Em seu comentário, o escritor Palmarí de Lucena observa como a segurança pública brasileira permanece aprisionada em mitos: mais operações, mais prisões, mas pouca mudança real. Exemplos como a devolução de celulares roubados e o policiamento comunitário mostram que a aproximação com o cidadão gera confiança e resultados concretos. “O problema maior reside na política, que insiste em discursos de força e soluções simplistas. Romper esse ciclo exige transformar a segurança em política de Estado, integrada à cidadania e à prevenção”, pontua. Confira íntegra…
Nas ruas do país, a rotina se repete: operações ostensivas, patrulhas reforçadas, prisões em flagrante. O esforço dos policiais é visível, mas os resultados parecem escapar, como se todos corressem sem sair do lugar. A violência persiste, e a sensação de insegurança continua a marcar a vida cotidiana.
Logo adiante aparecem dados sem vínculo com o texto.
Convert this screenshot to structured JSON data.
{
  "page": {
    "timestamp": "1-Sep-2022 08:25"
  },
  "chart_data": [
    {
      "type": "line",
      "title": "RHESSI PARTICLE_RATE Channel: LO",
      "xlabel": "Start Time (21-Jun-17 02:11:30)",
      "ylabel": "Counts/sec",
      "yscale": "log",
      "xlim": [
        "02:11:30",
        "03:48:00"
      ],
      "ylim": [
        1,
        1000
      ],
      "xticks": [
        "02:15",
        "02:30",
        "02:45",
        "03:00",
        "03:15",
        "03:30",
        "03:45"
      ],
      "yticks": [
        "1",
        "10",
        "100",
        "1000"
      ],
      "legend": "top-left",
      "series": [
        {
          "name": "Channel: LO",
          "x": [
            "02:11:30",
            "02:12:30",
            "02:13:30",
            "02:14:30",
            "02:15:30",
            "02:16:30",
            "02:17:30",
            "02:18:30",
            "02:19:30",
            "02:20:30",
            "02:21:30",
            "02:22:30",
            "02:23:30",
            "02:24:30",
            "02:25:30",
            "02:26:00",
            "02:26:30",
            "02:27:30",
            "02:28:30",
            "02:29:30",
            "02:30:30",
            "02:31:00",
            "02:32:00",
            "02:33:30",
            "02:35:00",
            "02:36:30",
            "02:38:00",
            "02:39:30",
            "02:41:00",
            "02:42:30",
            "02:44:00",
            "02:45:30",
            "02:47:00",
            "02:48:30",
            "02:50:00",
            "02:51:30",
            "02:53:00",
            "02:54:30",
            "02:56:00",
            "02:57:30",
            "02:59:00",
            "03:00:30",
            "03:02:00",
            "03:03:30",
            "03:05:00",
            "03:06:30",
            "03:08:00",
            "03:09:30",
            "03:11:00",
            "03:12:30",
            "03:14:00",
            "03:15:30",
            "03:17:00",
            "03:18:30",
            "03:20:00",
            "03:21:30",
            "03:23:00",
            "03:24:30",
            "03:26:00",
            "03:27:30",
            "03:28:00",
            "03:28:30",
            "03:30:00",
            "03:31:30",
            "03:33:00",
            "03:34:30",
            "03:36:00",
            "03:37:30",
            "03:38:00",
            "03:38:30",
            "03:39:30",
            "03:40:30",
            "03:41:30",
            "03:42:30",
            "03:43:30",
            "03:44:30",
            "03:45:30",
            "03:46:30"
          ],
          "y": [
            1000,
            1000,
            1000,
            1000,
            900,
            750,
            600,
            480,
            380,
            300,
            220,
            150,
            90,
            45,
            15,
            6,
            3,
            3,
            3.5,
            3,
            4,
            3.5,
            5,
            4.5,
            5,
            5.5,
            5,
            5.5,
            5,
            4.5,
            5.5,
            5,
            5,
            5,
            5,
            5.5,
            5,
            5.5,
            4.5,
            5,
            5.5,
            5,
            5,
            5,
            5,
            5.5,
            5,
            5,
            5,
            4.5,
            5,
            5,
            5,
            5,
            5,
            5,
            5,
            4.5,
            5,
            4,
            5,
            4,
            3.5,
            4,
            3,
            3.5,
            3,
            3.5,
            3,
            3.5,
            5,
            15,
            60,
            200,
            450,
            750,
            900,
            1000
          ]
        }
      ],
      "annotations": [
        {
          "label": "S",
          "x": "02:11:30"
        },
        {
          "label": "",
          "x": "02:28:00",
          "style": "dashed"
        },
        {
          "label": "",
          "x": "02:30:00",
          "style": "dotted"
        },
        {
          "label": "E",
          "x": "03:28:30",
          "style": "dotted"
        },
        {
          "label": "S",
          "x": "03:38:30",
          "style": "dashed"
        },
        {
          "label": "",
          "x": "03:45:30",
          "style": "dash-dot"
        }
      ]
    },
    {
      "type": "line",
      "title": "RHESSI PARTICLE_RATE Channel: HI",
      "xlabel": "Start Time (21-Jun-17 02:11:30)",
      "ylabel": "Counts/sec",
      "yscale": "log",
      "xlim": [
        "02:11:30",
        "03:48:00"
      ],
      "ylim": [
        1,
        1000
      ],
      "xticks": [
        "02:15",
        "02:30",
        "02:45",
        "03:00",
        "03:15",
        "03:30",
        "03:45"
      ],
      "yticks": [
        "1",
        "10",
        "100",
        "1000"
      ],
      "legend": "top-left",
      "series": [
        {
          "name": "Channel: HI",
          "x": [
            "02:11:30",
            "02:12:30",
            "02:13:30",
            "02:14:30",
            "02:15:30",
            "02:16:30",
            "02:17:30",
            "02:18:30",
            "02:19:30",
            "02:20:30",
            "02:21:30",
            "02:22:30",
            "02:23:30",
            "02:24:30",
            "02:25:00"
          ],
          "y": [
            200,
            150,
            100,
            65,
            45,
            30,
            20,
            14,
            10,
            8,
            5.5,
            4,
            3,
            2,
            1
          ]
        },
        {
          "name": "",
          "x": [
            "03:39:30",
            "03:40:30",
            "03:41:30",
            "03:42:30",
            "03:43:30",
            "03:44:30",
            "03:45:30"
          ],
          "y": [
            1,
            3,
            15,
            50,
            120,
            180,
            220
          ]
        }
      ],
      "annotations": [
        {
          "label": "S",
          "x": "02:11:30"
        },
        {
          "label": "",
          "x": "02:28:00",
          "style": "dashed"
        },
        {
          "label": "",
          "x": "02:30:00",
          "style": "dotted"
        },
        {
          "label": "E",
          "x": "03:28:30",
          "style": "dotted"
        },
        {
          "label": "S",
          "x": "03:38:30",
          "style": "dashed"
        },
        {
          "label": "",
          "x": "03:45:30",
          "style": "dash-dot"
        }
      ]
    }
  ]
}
Não se trata de ausência de trabalho ou de dedicação. O problema está no modelo predominante: um policiamento reativo, voltado quase sempre para responder ao crime depois que ele ocorre. Essa lógica gera manchetes e visibilidade imediata, mas não altera de modo consistente a engrenagem da criminalidade. O cárcere cresce, as operações se sucedem, e a violência insiste em permanecer.
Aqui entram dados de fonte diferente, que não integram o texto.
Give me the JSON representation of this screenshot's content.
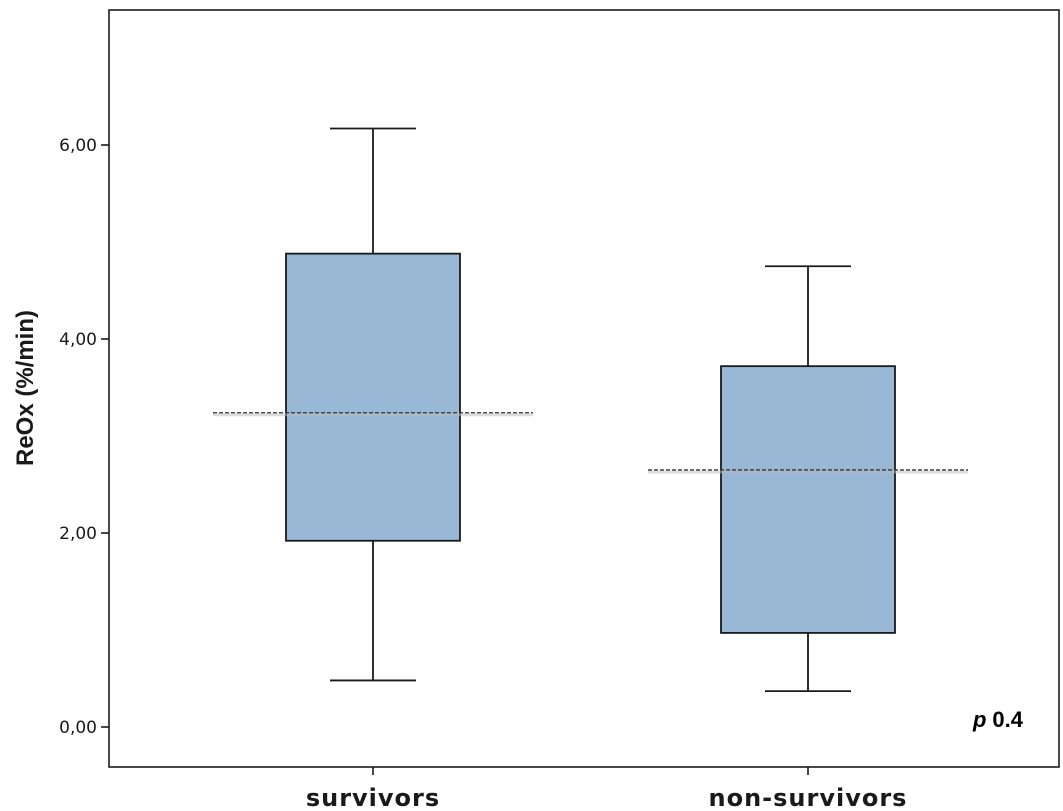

Há sinais, no entanto, de que outro caminho é possível. Exemplos concretos mostram como a aproximação entre polícia e cidadão gera resultados palpáveis. Operações de rastreamento e apreensão de quadrilhas que atravessavam celulares roubados para outros estados, seguidas da devolução dos aparelhos a seus legítimos donos, criaram confiança. O gesto de devolver um objeto pessoal não é apenas burocracia: é o reencontro simbólico entre sociedade e sua própria segurança. Em bairros vulneráveis, experiências de policiamento comunitário, com presença em escolas, reuniões com moradores e mediação de conflitos, mostraram que a proximidade constante pode reduzir o medo e evitar tragédias.
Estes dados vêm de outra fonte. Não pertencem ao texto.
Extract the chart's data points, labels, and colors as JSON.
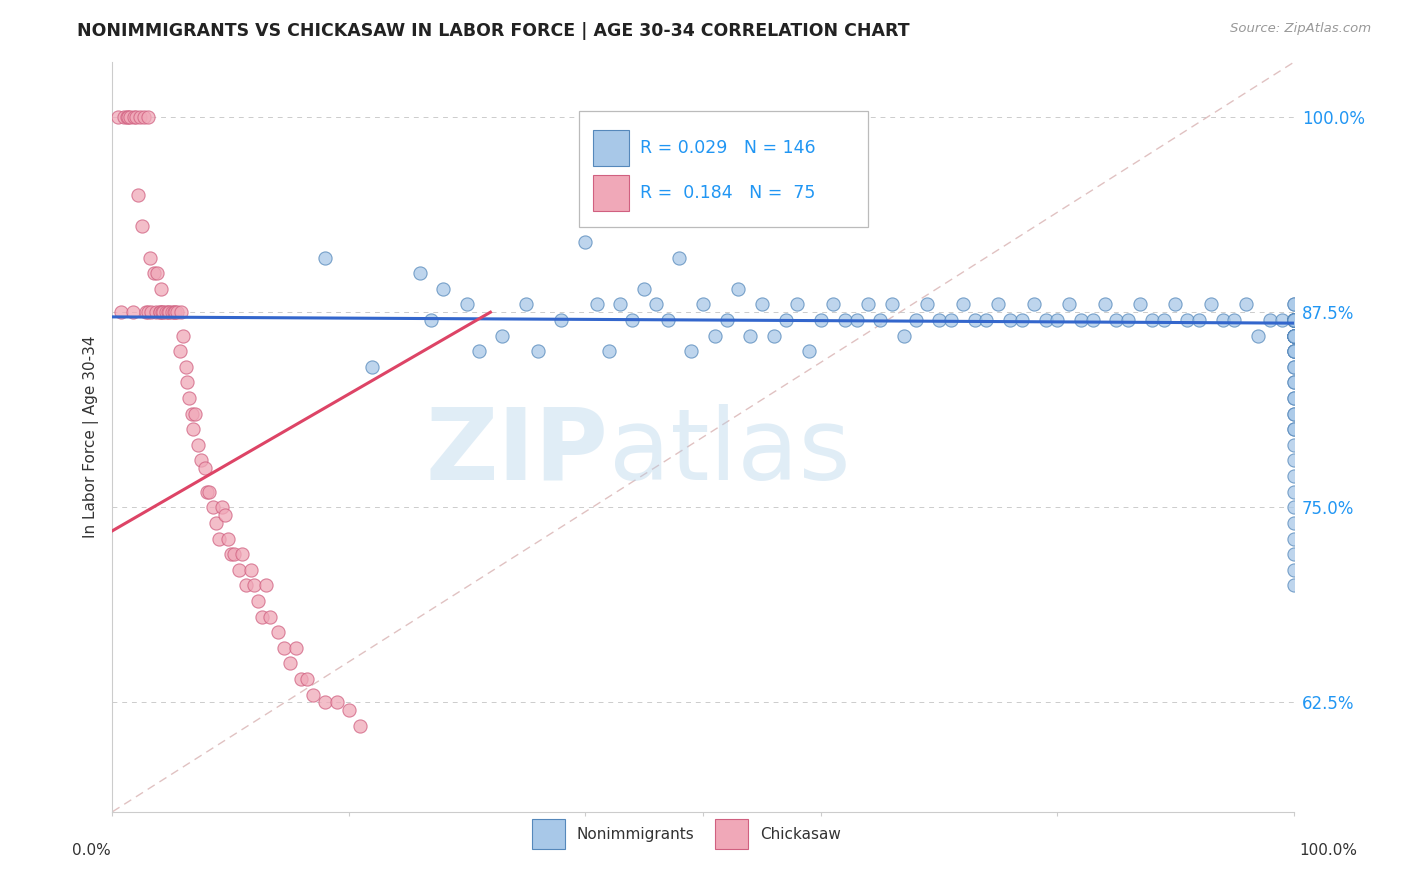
{
  "title": "NONIMMIGRANTS VS CHICKASAW IN LABOR FORCE | AGE 30-34 CORRELATION CHART",
  "source_text": "Source: ZipAtlas.com",
  "ylabel": "In Labor Force | Age 30-34",
  "R1": 0.029,
  "N1": 146,
  "R2": 0.184,
  "N2": 75,
  "color_blue_fill": "#a8c8e8",
  "color_blue_edge": "#5588bb",
  "color_pink_fill": "#f0a8b8",
  "color_pink_edge": "#d06080",
  "color_blue_line": "#3366cc",
  "color_pink_line": "#dd4466",
  "color_text_blue": "#2196F3",
  "color_grid": "#cccccc",
  "xlim": [
    0.0,
    1.0
  ],
  "ylim": [
    0.555,
    1.035
  ],
  "yticks": [
    0.625,
    0.75,
    0.875,
    1.0
  ],
  "ytick_labels": [
    "62.5%",
    "75.0%",
    "87.5%",
    "100.0%"
  ],
  "legend_label1": "Nonimmigrants",
  "legend_label2": "Chickasaw",
  "blue_x": [
    0.18,
    0.22,
    0.26,
    0.27,
    0.28,
    0.3,
    0.31,
    0.33,
    0.35,
    0.36,
    0.38,
    0.4,
    0.41,
    0.42,
    0.43,
    0.44,
    0.45,
    0.46,
    0.47,
    0.48,
    0.49,
    0.5,
    0.51,
    0.52,
    0.53,
    0.54,
    0.55,
    0.56,
    0.57,
    0.58,
    0.59,
    0.6,
    0.61,
    0.62,
    0.63,
    0.64,
    0.65,
    0.66,
    0.67,
    0.68,
    0.69,
    0.7,
    0.71,
    0.72,
    0.73,
    0.74,
    0.75,
    0.76,
    0.77,
    0.78,
    0.79,
    0.8,
    0.81,
    0.82,
    0.83,
    0.84,
    0.85,
    0.86,
    0.87,
    0.88,
    0.89,
    0.9,
    0.91,
    0.92,
    0.93,
    0.94,
    0.95,
    0.96,
    0.97,
    0.98,
    0.99,
    1.0,
    1.0,
    1.0,
    1.0,
    1.0,
    1.0,
    1.0,
    1.0,
    1.0,
    1.0,
    1.0,
    1.0,
    1.0,
    1.0,
    1.0,
    1.0,
    1.0,
    1.0,
    1.0,
    1.0,
    1.0,
    1.0,
    1.0,
    1.0,
    1.0,
    1.0,
    1.0,
    1.0,
    1.0,
    1.0,
    1.0,
    1.0,
    1.0,
    1.0,
    1.0,
    1.0,
    1.0,
    1.0,
    1.0,
    1.0,
    1.0,
    1.0,
    1.0,
    1.0,
    1.0,
    1.0,
    1.0,
    1.0,
    1.0,
    1.0,
    1.0,
    1.0,
    1.0,
    1.0,
    1.0,
    1.0,
    1.0,
    1.0,
    1.0,
    1.0,
    1.0,
    1.0,
    1.0,
    1.0,
    1.0,
    1.0,
    1.0,
    1.0,
    1.0,
    1.0,
    1.0,
    1.0
  ],
  "blue_y": [
    0.91,
    0.84,
    0.9,
    0.87,
    0.89,
    0.88,
    0.85,
    0.86,
    0.88,
    0.85,
    0.87,
    0.92,
    0.88,
    0.85,
    0.88,
    0.87,
    0.89,
    0.88,
    0.87,
    0.91,
    0.85,
    0.88,
    0.86,
    0.87,
    0.89,
    0.86,
    0.88,
    0.86,
    0.87,
    0.88,
    0.85,
    0.87,
    0.88,
    0.87,
    0.87,
    0.88,
    0.87,
    0.88,
    0.86,
    0.87,
    0.88,
    0.87,
    0.87,
    0.88,
    0.87,
    0.87,
    0.88,
    0.87,
    0.87,
    0.88,
    0.87,
    0.87,
    0.88,
    0.87,
    0.87,
    0.88,
    0.87,
    0.87,
    0.88,
    0.87,
    0.87,
    0.88,
    0.87,
    0.87,
    0.88,
    0.87,
    0.87,
    0.88,
    0.86,
    0.87,
    0.87,
    0.88,
    0.87,
    0.87,
    0.87,
    0.86,
    0.87,
    0.88,
    0.87,
    0.87,
    0.87,
    0.87,
    0.87,
    0.87,
    0.87,
    0.87,
    0.87,
    0.87,
    0.87,
    0.87,
    0.87,
    0.87,
    0.87,
    0.87,
    0.87,
    0.87,
    0.87,
    0.87,
    0.87,
    0.87,
    0.87,
    0.87,
    0.86,
    0.86,
    0.87,
    0.87,
    0.87,
    0.86,
    0.86,
    0.87,
    0.87,
    0.87,
    0.86,
    0.85,
    0.86,
    0.87,
    0.87,
    0.86,
    0.86,
    0.85,
    0.85,
    0.86,
    0.85,
    0.84,
    0.83,
    0.82,
    0.81,
    0.8,
    0.83,
    0.84,
    0.82,
    0.81,
    0.8,
    0.79,
    0.78,
    0.77,
    0.76,
    0.75,
    0.74,
    0.73,
    0.72,
    0.71,
    0.7
  ],
  "pink_x": [
    0.005,
    0.007,
    0.01,
    0.012,
    0.013,
    0.015,
    0.017,
    0.018,
    0.02,
    0.022,
    0.023,
    0.025,
    0.027,
    0.028,
    0.03,
    0.03,
    0.032,
    0.033,
    0.035,
    0.037,
    0.038,
    0.04,
    0.04,
    0.041,
    0.042,
    0.043,
    0.045,
    0.047,
    0.048,
    0.05,
    0.052,
    0.053,
    0.055,
    0.057,
    0.058,
    0.06,
    0.062,
    0.063,
    0.065,
    0.067,
    0.068,
    0.07,
    0.072,
    0.075,
    0.078,
    0.08,
    0.082,
    0.085,
    0.088,
    0.09,
    0.093,
    0.095,
    0.098,
    0.1,
    0.103,
    0.107,
    0.11,
    0.113,
    0.117,
    0.12,
    0.123,
    0.127,
    0.13,
    0.133,
    0.14,
    0.145,
    0.15,
    0.155,
    0.16,
    0.165,
    0.17,
    0.18,
    0.19,
    0.2,
    0.21
  ],
  "pink_y": [
    1.0,
    0.875,
    1.0,
    1.0,
    1.0,
    1.0,
    0.875,
    1.0,
    1.0,
    0.95,
    1.0,
    0.93,
    1.0,
    0.875,
    1.0,
    0.875,
    0.91,
    0.875,
    0.9,
    0.875,
    0.9,
    0.875,
    0.875,
    0.89,
    0.875,
    0.875,
    0.875,
    0.875,
    0.875,
    0.875,
    0.875,
    0.875,
    0.875,
    0.85,
    0.875,
    0.86,
    0.84,
    0.83,
    0.82,
    0.81,
    0.8,
    0.81,
    0.79,
    0.78,
    0.775,
    0.76,
    0.76,
    0.75,
    0.74,
    0.73,
    0.75,
    0.745,
    0.73,
    0.72,
    0.72,
    0.71,
    0.72,
    0.7,
    0.71,
    0.7,
    0.69,
    0.68,
    0.7,
    0.68,
    0.67,
    0.66,
    0.65,
    0.66,
    0.64,
    0.64,
    0.63,
    0.625,
    0.625,
    0.62,
    0.61
  ],
  "blue_trend_x": [
    0.0,
    1.0
  ],
  "blue_trend_y": [
    0.872,
    0.868
  ],
  "pink_trend_x": [
    0.0,
    0.32
  ],
  "pink_trend_y": [
    0.735,
    0.875
  ],
  "ref_line_x": [
    0.0,
    1.0
  ],
  "ref_line_y": [
    0.555,
    1.035
  ]
}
O entrave maior, contudo, não está apenas na prática policial, mas na forma como a política institucional molda o debate. Bancadas parlamentares dedicadas à segurança pública, compostas muitas vezes por oficiais eleitos em campanhas de linguagem dura, reforçam mitos que reduzem a eficiência policial. O discurso da força total, da promessa de sufocar o crime por meio de leis mais rígidas e operações espetaculares, mantém viva uma lógica estéril. Alimenta-se a crença de que a violência cederá apenas com repressão, quando a realidade mostra que essa corrida apenas consome recursos e energias sem produzir a mudança necessária.
Esse é o ponto crucial: não se trata de enfraquecer a polícia, mas de liberá-la do peso de expectativas irreais e de narrativas que a transformam em protagonista solitária de uma guerra sem fim. A segurança pública precisa ser política de Estado, integrada a educação, urbanismo, saúde e cidadania. Persistir na corrida da Rainha Vermelha — multiplicando esforços sem sair do lugar — é desperdiçar energia e esperança. O desafio é deslocar o eixo: do espetáculo repressivo para políticas consistentes, da desconfiança para a parceria. Só assim a engrenagem da violência começará, de fato, a perder velocidade.